5 Best Friday Columns

  • David Brooks on Hating the New Elite  The New York Times columnist examines the growing resentment felt for the elite, despite the fact that the "upper echelons of society" are no longer old boys' clubs but meritocracies: "As we’ve made our institutions more meritocratic, their public standing has plummeted. We’ve increased the diversity and talent level of people at the top of society, yet trust in elites has never been lower."
  • Charles Krauthammer on the 'Ungovernable' America  The Washington Post columnist scoffs at pundits and politicians who claim special interests, the filibuster, and partisanship have made it impossible to get things done in government. Krauthammer argues Obama has been ineffective because of policy, not politics:
He failed because the utter implausibility of its central promise -- expanded coverage at lower cost -- led voters to conclude that it would lead ultimately to more government, more taxes and more debt. More broadly, the Democrats failed because, thinking the economic emergency would give them the political mandate and legislative window, they tried to impose a left-wing agenda on a center-right country ... In other words, the system worked.
  • Adam Shriver on Factory Farms and Animal Rights  The Washington University doctoral student pens a guest column in The New York Times outlining the advances in neuroscience that could limit the pain of animals raised for slaughter:
Neuroscientists have found that by damaging a laboratory rat’s anterior cingulate cortex, or by injecting the rat with morphine, they can likewise block its affective perception of pain. The rat reacts to a heated cage floor by withdrawing its paws, but it doesn’t bother avoiding the places in its cage where it has learned the floor is likely to be heated up.

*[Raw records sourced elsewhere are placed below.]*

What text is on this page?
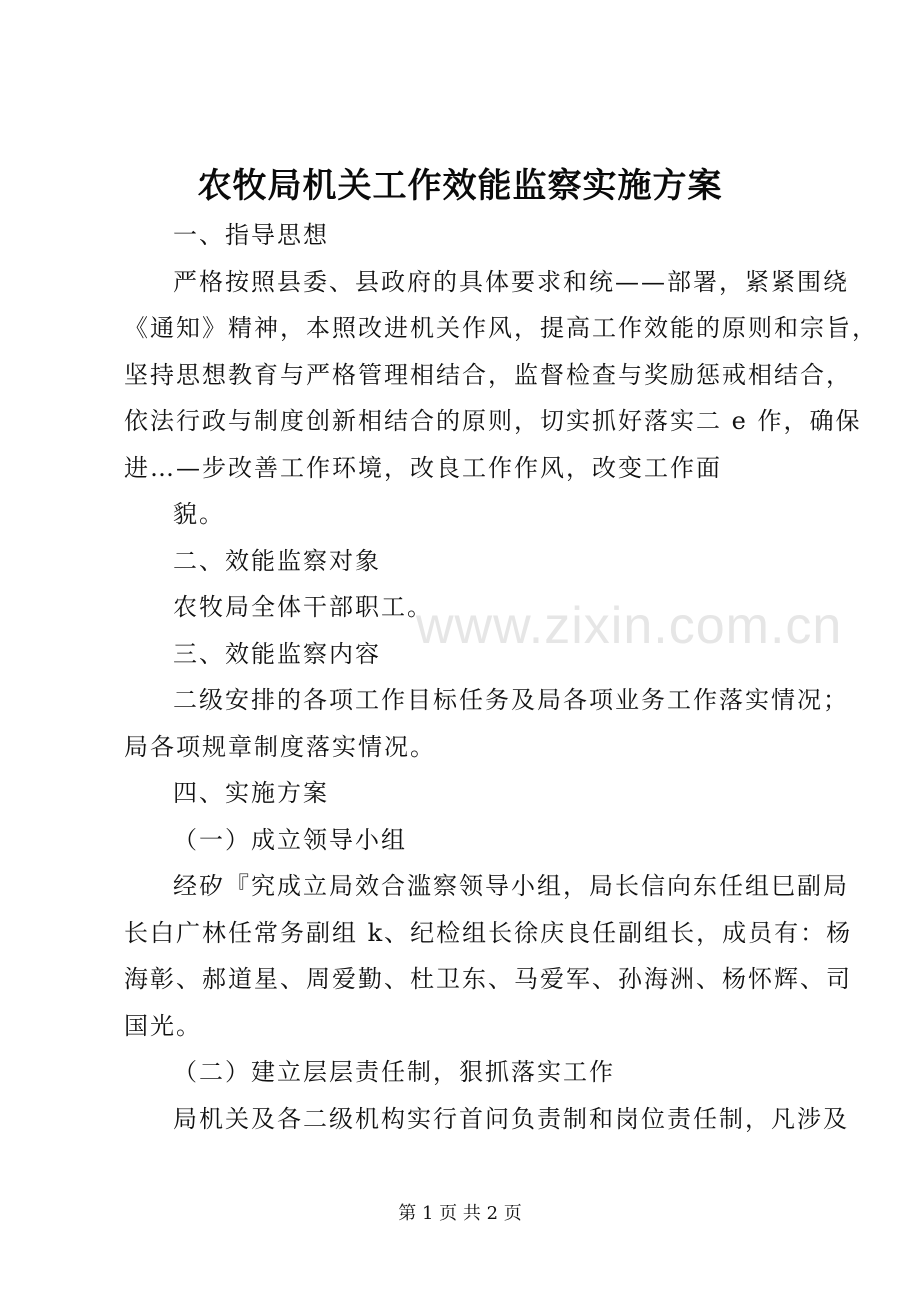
www.zixin.com.cn
农牧局机关工作效能监察实施方案
一、指导思想
严格按照县委、县政府的具体要求和统——部署，紧紧围绕
《通知》精神，本照改进机关作风，提高工作效能的原则和宗旨，
坚持思想教育与严格管理相结合，监督检查与奖励惩戒相结合，
依法行政与制度创新相结合的原则，切实抓好落实二 e 作，确保
进…—步改善工作环境，改良工作作风，改变工作面
貌。
二、效能监察对象
农牧局全体干部职工。
三、效能监察内容
二级安排的各项工作目标任务及局各项业务工作落实情况；
局各项规章制度落实情况。
四、实施方案
（一）成立领导小组
经矽『究成立局效合滥察领导小组，局长信向东任组巳副局
长白广林任常务副组 k、纪检组长徐庆良任副组长，成员有：杨
海彰、郝道星、周爱勤、杜卫东、马爱军、孙海洲、杨怀辉、司
国光。
（二）建立层层责任制，狠抓落实工作
局机关及各二级机构实行首问负责制和岗位责任制，凡涉及
第 1 页 共 2 页
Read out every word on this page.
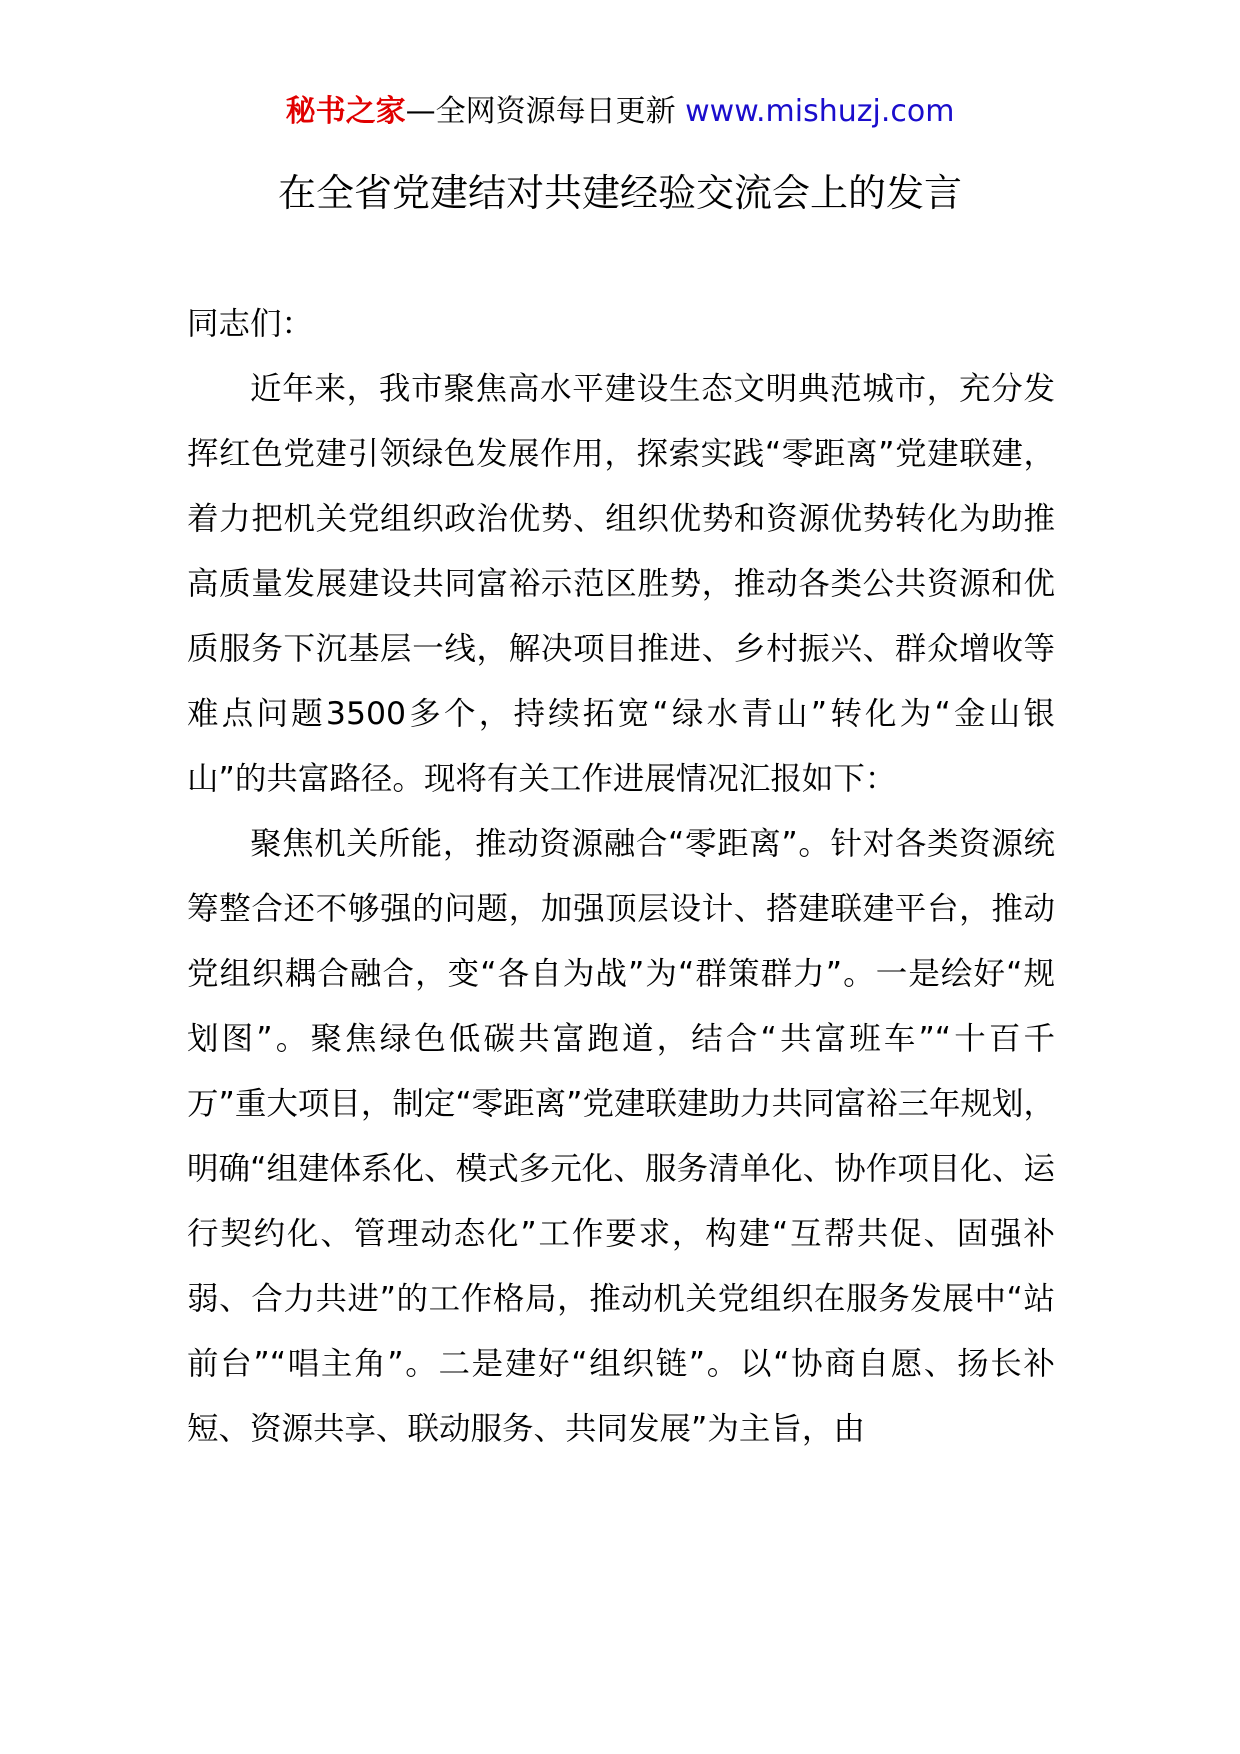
秘书之家—全网资源每日更新 www.mishuzj.com
在全省党建结对共建经验交流会上的发言

同志们：

近年来，我市聚焦高水平建设生态文明典范城市，充分发挥红色党建引领绿色发展作用，探索实践“零距离”党建联建，着力把机关党组织政治优势、组织优势和资源优势转化为助推高质量发展建设共同富裕示范区胜势，推动各类公共资源和优质服务下沉基层一线，解决项目推进、乡村振兴、群众增收等难点问题3500多个，持续拓宽“绿水青山”转化为“金山银山”的共富路径。现将有关工作进展情况汇报如下：

聚焦机关所能，推动资源融合“零距离”。针对各类资源统筹整合还不够强的问题，加强顶层设计、搭建联建平台，推动党组织耦合融合，变“各自为战”为“群策群力”。一是绘好“规划图”。聚焦绿色低碳共富跑道，结合“共富班车”“十百千万”重大项目，制定“零距离”党建联建助力共同富裕三年规划，明确“组建体系化、模式多元化、服务清单化、协作项目化、运行契约化、管理动态化”工作要求，构建“互帮共促、固强补弱、合力共进”的工作格局，推动机关党组织在服务发展中“站前台”“唱主角”。二是建好“组织链”。以“协商自愿、扬长补短、资源共享、联动服务、共同发展”为主旨，由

  • Ed Kilgore on the Democrats' Narrative  The New Republic blogger argues that Democrats can avoid electoral disaster later this year if they start playing offense now. Kilgore's advice: Draw repeated and detailed comparisons between the way things are now (bad) and the way they'd be under Republican policies (much worse):
This November, if voters remain fixated on the current reality, rather than the terrible alternatives, then the midterm elections really will be a referendum on the status quo and its Democratic caretakers. Explaining life as it would be without Obama, and as it could be under Republican management, is not easy. But Democrats must do it or face catastrophe at the polls.
  • Peggy Noonan on Obama's Spending Commission  The Wall Street Journal columnist lauds the President for throwing together a pragmatic and politically shrewd body to reign in government spending, but worries that political roadblocks will ruin the already-shaken trust of the American people in the government:

People are freshly aware and concerned about the real-world implications of a $1.6 trillion dollar deficit, of a $14 trillion debt. It will rob America of its economic power, and eventually even of its ability to defend itself. Militaries cost money. And if other countries own our debt, don't they in some new way own us?